Looking back at 40 years, Khosla says that he has not been able to find any major innovations that have come from large companies
and they are mainly being created by the startup firms.
For instance, he says automobile giants General Motors and Volkswagen couldn’t design an electric car and large plane makers Boeing and Airbus were not able to create a venture like Elon Musk’s space transportation services company SpaceX. Khosla also sees the area of AI-led drug discovery being dominated by startups compared to large pharma companies.
“I can tell you that in most cases, the innovation came from somebody who had never worked in that area,” says Khosla.
“Like Elon Musk (co-founder and CEO of Tesla) hadn't worked in cars and the automaker's sort of laughed at the Silicon Valley startup with no experience in automotive. He made lots of mistakes, but he fixed them quickly. And he figured out a better way they would have figured out by applying conventional wisdom.”
After graduating with a bachelor’s degree in electrical engineering from IIT-Delhi, Khosla failed to start a soymilk company to service the many people in India who did not have refrigerators. Instead, he came to the US to further his academic studies.
Khosla, who co-founded Sun Microsystems in 1982 and helped incubate the idea and business plan for Juniper Networks, has invested in companies
focusing on areas ranging from solar, biofuel to energy storage and even wearable device makers to increase energy and lower stress. One such venture is Impossible Foods Inc., a company that develops plant-based substitutes for meat and dairy products.
“It makes vegetarian burger...It tastes the same as meat. Most people cannot distinguish between this and (the real meat) burger, except that it doesn't come from an animal,” says Khosla.
“Plant proteins are the best way to save the planet.

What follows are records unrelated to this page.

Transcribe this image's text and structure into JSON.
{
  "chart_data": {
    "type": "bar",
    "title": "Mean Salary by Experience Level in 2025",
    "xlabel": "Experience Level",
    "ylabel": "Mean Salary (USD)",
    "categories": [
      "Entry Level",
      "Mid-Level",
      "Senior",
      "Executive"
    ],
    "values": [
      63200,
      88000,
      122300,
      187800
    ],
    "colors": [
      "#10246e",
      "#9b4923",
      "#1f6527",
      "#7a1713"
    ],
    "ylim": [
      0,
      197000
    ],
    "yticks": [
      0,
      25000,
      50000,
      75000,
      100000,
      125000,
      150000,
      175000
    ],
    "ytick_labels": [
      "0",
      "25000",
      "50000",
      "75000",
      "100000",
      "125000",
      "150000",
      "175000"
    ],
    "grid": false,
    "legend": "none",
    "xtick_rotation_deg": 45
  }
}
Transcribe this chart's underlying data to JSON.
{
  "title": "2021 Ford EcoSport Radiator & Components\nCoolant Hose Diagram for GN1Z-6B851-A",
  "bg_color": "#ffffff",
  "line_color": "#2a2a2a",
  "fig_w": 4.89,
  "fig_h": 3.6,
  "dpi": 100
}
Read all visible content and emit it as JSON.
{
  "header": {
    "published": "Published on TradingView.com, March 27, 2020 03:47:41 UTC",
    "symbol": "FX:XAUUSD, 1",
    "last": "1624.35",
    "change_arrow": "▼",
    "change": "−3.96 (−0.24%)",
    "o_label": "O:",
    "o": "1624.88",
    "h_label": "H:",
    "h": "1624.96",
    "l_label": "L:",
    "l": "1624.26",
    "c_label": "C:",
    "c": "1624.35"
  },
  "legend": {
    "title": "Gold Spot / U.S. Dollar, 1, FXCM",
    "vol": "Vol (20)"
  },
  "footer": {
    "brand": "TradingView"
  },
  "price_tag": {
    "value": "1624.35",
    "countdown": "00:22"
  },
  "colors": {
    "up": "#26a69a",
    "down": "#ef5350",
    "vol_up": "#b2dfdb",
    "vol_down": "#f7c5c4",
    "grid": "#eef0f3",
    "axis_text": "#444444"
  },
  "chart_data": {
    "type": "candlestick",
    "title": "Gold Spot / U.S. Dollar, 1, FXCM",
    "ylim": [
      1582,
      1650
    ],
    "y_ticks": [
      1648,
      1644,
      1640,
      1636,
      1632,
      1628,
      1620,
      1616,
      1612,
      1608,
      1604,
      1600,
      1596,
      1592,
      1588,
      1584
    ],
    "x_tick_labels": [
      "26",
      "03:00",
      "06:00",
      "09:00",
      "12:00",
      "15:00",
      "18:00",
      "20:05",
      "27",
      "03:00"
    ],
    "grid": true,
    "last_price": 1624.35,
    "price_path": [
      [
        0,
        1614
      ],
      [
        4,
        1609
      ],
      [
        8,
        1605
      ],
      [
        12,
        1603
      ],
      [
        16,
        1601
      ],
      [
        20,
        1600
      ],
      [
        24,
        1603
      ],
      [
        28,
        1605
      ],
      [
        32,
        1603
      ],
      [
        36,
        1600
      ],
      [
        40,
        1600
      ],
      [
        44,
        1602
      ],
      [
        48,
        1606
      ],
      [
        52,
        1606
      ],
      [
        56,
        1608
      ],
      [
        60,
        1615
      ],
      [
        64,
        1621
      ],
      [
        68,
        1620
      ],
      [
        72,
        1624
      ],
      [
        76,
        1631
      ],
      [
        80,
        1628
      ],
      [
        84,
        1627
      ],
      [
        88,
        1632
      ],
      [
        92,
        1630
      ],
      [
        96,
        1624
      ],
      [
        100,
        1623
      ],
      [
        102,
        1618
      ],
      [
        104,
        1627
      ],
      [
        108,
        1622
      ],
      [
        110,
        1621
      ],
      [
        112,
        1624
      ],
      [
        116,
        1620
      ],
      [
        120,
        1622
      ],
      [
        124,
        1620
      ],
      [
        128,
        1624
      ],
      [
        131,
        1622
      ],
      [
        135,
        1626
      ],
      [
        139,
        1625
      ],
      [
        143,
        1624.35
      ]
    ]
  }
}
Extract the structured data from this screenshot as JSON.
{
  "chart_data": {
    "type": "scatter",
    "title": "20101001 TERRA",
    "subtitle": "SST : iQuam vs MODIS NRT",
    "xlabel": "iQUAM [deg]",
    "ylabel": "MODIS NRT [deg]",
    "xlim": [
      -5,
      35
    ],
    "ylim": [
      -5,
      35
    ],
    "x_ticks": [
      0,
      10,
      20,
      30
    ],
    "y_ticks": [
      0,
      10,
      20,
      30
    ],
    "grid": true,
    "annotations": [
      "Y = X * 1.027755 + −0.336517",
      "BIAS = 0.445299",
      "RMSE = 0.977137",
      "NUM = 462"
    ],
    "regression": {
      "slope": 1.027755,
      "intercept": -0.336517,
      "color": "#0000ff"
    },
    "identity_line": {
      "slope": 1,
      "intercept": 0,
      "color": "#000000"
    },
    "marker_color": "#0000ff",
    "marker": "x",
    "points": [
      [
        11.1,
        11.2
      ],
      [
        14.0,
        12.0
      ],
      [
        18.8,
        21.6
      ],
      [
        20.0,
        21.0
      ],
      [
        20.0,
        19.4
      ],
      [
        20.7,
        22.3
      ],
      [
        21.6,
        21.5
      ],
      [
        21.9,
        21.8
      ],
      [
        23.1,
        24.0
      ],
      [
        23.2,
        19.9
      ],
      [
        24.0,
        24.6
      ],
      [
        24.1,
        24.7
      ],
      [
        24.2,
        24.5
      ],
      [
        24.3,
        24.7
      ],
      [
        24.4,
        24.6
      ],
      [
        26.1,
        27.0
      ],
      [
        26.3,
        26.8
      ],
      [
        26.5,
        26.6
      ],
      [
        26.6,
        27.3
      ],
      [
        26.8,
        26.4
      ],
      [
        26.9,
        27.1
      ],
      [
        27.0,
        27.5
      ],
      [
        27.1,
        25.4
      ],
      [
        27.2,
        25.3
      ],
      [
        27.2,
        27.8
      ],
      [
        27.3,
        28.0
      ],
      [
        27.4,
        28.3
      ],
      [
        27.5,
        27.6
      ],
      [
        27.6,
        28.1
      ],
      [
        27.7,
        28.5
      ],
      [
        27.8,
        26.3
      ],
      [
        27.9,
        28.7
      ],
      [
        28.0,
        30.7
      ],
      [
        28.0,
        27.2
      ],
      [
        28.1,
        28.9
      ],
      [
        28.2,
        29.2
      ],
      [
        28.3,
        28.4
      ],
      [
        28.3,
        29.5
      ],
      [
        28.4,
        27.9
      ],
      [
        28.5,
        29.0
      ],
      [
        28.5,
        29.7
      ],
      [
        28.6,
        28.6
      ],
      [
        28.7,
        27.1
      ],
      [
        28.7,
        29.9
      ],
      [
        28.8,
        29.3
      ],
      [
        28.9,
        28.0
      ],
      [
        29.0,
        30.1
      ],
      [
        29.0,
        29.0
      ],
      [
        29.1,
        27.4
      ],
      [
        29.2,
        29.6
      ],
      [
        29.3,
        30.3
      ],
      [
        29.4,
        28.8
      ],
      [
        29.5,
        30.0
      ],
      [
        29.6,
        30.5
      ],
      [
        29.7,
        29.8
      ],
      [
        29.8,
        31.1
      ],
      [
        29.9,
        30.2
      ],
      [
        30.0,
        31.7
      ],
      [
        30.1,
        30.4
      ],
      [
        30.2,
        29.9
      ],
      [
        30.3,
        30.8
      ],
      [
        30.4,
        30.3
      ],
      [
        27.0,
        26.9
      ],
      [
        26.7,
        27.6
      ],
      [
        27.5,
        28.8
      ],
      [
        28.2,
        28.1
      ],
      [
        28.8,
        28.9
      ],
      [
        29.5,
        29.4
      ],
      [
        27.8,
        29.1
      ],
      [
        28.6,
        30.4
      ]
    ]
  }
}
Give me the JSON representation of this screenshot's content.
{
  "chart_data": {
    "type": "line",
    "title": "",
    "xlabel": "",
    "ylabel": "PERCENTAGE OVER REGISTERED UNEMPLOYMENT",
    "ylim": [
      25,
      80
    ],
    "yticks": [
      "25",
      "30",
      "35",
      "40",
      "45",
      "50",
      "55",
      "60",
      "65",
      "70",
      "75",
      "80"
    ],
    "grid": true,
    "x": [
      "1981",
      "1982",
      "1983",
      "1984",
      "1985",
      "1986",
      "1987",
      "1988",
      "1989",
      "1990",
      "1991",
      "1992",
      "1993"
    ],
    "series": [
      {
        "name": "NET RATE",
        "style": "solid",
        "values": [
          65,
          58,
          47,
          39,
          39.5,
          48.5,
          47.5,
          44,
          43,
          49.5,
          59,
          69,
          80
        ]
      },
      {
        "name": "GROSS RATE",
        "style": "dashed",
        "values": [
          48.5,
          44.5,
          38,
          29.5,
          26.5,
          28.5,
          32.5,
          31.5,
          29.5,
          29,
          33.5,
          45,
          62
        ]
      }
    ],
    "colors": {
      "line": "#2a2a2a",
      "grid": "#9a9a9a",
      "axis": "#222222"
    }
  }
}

It's healthier than meat proteins for humans (as they) come with cholesterol and other negative things.”
Khosla also sees AI replacing doctors such as the role of radiologists. He says looking at the population of India and number of doctors here, one won’t be able to train enough doctors in the next 30 years to achieve the doctor-patient ratio like present in the West. Also, the doctors have limitations, for instance, keeping up with the last 5,000 articles published on prostate cancer or remembering a certain type of treatment for every new mutation that regularly keeps emerging.
“These are not things for human beings to do...A normal blood test should result in 30,000 data points. We don't do 30,000 or even 3000 or 300 data points because humans can’t look at it,” says Khosla.
“So my point is really whether it is food, buildings, construction, transportation, education and health care, they are all open to radical innovation with technology. That is optimistic me and that is why I have too many problems for the remaining part of my life left.”